【来週の注目材料】米雇用統計はやや弱め見込み
その他の関連指標は基本的にこの後の発表。
1日の3月米ISM製造業景気指数は49.8と前回の50.3及び好悪判断の境となる50.0を下回る見込みとなっています。内訳のうち、前回一気に6.5ポイントの悪化で48.6まで落ち込んだ新規受注と2.7ポイントの悪化で47.6となった雇用の数字にも要注意です。同時刻に発表される2月の米雇用動態調査(JOLTS)は求人件数の予想が769万件と前回の774万件から小幅悪化見込みです。昨年の平均809.1万件から大きくはずれておらず、水準的に強いとは言えないものの、深刻な状況でもありませんが、予想からの乖離が目立つ指標である点には要注意です。

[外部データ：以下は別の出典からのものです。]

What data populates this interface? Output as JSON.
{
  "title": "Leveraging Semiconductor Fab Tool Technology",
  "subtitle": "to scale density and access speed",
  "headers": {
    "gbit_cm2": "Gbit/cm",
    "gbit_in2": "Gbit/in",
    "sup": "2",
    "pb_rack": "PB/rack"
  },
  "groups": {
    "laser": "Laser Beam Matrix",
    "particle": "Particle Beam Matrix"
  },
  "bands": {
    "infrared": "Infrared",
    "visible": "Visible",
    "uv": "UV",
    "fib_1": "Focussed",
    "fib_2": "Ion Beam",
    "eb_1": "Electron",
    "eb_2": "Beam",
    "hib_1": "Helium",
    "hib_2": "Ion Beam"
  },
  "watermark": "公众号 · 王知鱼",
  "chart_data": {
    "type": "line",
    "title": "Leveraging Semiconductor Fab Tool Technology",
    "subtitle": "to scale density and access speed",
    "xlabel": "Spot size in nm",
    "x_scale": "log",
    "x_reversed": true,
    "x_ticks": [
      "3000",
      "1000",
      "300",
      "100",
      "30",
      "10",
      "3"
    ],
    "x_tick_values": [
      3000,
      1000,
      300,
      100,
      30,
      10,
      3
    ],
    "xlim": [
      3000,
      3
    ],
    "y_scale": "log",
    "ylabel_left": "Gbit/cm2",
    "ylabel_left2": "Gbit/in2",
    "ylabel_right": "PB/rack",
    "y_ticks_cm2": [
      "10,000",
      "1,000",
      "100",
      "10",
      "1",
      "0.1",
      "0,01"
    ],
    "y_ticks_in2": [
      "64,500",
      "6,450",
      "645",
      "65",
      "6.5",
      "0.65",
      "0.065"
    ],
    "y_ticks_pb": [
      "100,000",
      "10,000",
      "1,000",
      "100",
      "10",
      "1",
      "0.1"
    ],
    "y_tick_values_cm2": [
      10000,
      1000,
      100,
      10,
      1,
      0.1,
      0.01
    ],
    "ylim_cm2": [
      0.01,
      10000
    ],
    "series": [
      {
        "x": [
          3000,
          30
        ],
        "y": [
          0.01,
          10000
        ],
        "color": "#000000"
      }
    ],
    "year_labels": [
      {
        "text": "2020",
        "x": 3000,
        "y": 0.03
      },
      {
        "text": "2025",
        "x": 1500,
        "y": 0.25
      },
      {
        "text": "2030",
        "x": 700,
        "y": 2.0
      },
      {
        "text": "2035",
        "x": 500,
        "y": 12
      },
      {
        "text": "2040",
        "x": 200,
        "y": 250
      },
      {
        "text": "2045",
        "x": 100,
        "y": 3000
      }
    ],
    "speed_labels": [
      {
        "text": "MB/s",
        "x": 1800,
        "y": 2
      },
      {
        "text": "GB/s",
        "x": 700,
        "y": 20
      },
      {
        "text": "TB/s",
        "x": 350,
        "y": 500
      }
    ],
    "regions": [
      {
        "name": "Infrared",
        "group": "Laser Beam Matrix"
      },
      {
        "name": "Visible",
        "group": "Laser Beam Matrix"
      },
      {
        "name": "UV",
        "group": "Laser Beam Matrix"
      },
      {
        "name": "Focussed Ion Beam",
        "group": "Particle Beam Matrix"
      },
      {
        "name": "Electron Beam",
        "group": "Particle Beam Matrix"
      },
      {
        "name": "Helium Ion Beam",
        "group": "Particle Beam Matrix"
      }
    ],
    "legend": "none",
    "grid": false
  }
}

前回前月比+7.7万人となった2日の3月ADP雇用者数は+11.9万人と小幅改善見込み。3日の3月ISM非製造業景気指数は53.1と2月の53.5から小幅低下見込みも、50超えを維持するしっかりした水準が見込まれています。
これらを受けて今回の予想は非農業部門雇用者数が前月比+13.5万人と前回からこはば鈍化見込み、失業率が4.1%での横ばい見込みです。予想を超えて鈍化が目立った場合は、米早期利下げ期待や年内3回の利下げ実施期待につながり、ドル売りとなる可能性があります。